A presidente interina da Venezuela, Delcy Rodríguez, publicou nesta segunda-feira uma nota oficial em homenagem a 32 militares cubanos que integravam a guarda de Nicolás Maduro e foram mortos durante o que o governo venezuelano classificou como uma "agressão criminosa" dos Estados Unidos contra o território nacional.
No comunicado, ela afirma que os soldados atuavam no âmbito da cooperação entre Estados soberanos e cumpriam funções de proteção e defesa institucional. Segundo a nota, o grupo morreu na madrugada de 3 de janeiro, durante a ação militar dos EUA, tratada pelo governo como violação direta da soberania venezuelana.
A presidente interina destacou a "valentia, disciplina e compromisso inquebrantável com a paz e a estabilidade regional" dos cubanos e expressou pesar ao governo e ao povo de Cuba.
Rodríguez também agradeceu publicamente ao presidente cubano Miguel Díaz-Canel Bermúdez e ao general Raúl Castro Ruz pelo apoio e "solidariedade" manifestados após os acontecimentos.
Em paralelo, Rodríguez declarou que sua prioridade é estabelecer uma relação "equilibrada e respeitosa" com os Estados Unidos, em mensagem direta ao presidente americano, Donald Trump, na qual reforçou o apelo pela paz no país.

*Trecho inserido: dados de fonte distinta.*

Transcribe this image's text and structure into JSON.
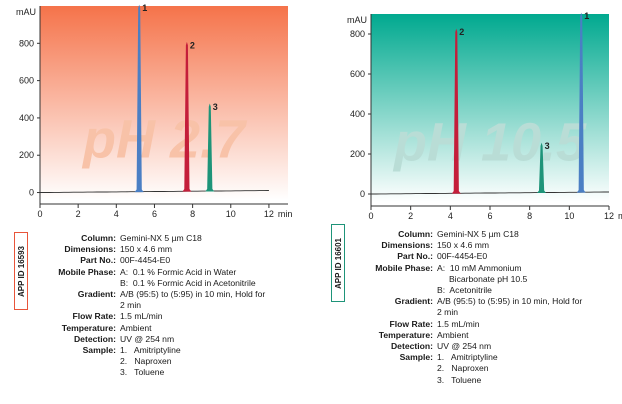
{
  "chart_data": [
    {
      "type": "line",
      "title": "",
      "watermark": "pH 2.7",
      "ylabel": "mAU",
      "xlabel_unit": "min",
      "xlim": [
        0,
        13
      ],
      "ylim": [
        -40,
        1000
      ],
      "x_ticks": [
        0,
        2,
        4,
        6,
        8,
        10,
        12
      ],
      "y_ticks": [
        0,
        200,
        400,
        600,
        800
      ],
      "grid": false,
      "background_gradient": [
        "#f5734a",
        "#ffffff"
      ],
      "watermark_color": "#f8c2a8",
      "baseline": {
        "start": 0,
        "end": 12
      },
      "peaks": [
        {
          "label": "1",
          "time": 5.2,
          "height": 1000,
          "color": "#4b7fc4"
        },
        {
          "label": "2",
          "time": 7.7,
          "height": 800,
          "color": "#c41e3a"
        },
        {
          "label": "3",
          "time": 8.9,
          "height": 470,
          "color": "#1e9479"
        }
      ],
      "app_id": "APP ID 16593",
      "app_id_color": "#e8553a",
      "conditions": [
        {
          "key": "Column:",
          "lines": [
            "Gemini-NX 5 µm C18"
          ]
        },
        {
          "key": "Dimensions:",
          "lines": [
            "150 x 4.6 mm"
          ]
        },
        {
          "key": "Part No.:",
          "lines": [
            "00F-4454-E0"
          ]
        },
        {
          "key": "Mobile Phase:",
          "lines": [
            "A:  0.1 % Formic Acid in Water",
            "B:  0.1 % Formic Acid in Acetonitrile"
          ]
        },
        {
          "key": "Gradient:",
          "lines": [
            "A/B (95:5) to (5:95) in 10 min, Hold for",
            "2 min"
          ]
        },
        {
          "key": "Flow Rate:",
          "lines": [
            "1.5 mL/min"
          ]
        },
        {
          "key": "Temperature:",
          "lines": [
            "Ambient"
          ]
        },
        {
          "key": "Detection:",
          "lines": [
            "UV @ 254 nm"
          ]
        },
        {
          "key": "Sample:",
          "lines": [
            "1.   Amitriptyline",
            "2.   Naproxen",
            "3.   Toluene"
          ]
        }
      ]
    },
    {
      "type": "line",
      "title": "",
      "watermark": "pH 10.5",
      "ylabel": "mAU",
      "xlabel_unit": "min",
      "xlim": [
        0,
        12
      ],
      "ylim": [
        -40,
        900
      ],
      "x_ticks": [
        0,
        2,
        4,
        6,
        8,
        10,
        12
      ],
      "y_ticks": [
        0,
        200,
        400,
        600,
        800
      ],
      "grid": false,
      "background_gradient": [
        "#00a98f",
        "#ffffff"
      ],
      "watermark_color": "#b9ddd6",
      "baseline": {
        "start": 0,
        "end": 12
      },
      "peaks": [
        {
          "label": "2",
          "time": 4.3,
          "height": 820,
          "color": "#c41e3a"
        },
        {
          "label": "3",
          "time": 8.6,
          "height": 250,
          "color": "#1e9479"
        },
        {
          "label": "1",
          "time": 10.6,
          "height": 900,
          "color": "#4b7fc4"
        }
      ],
      "app_id": "APP ID 16601",
      "app_id_color": "#1e9479",
      "conditions": [
        {
          "key": "Column:",
          "lines": [
            "Gemini-NX 5 µm C18"
          ]
        },
        {
          "key": "Dimensions:",
          "lines": [
            "150 x 4.6 mm"
          ]
        },
        {
          "key": "Part No.:",
          "lines": [
            "00F-4454-E0"
          ]
        },
        {
          "key": "Mobile Phase:",
          "lines": [
            "A:  10 mM Ammonium",
            "     Bicarbonate pH 10.5",
            "B:  Acetonitrile"
          ]
        },
        {
          "key": "Gradient:",
          "lines": [
            "A/B (95:5) to (5:95) in 10 min, Hold for",
            "2 min"
          ]
        },
        {
          "key": "Flow Rate:",
          "lines": [
            "1.5 mL/min"
          ]
        },
        {
          "key": "Temperature:",
          "lines": [
            "Ambient"
          ]
        },
        {
          "key": "Detection:",
          "lines": [
            "UV @ 254 nm"
          ]
        },
        {
          "key": "Sample:",
          "lines": [
            "1.   Amitriptyline",
            "2.   Naproxen",
            "3.   Toluene"
          ]
        }
      ]
    }
  ]
}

"Consideramos prioritário avançar rumo a uma relação internacional equilibrada e respeitosa entre os EUA e a Venezuela, e entre a Venezuela e os países da região, baseada na igualdade soberana e na não interferência. Esses princípios norteiam nossa diplomacia com o resto do mundo", escreveu Rodríguez. "Estendemos um convite ao governo dos EUA para trabalharmos juntos em uma agenda de cooperação, orientada para o desenvolvimento compartilhado, dentro da estrutura do direito internacional, e para fortalecer a coexistência comunitária duradoura".

Quase simultaneamente, Trump afirmou a repórteres que os Estados Unidos estão "no comando" da Venezuela após a prisão de Maduro e enquanto dialogam com a nova liderança em Caracas.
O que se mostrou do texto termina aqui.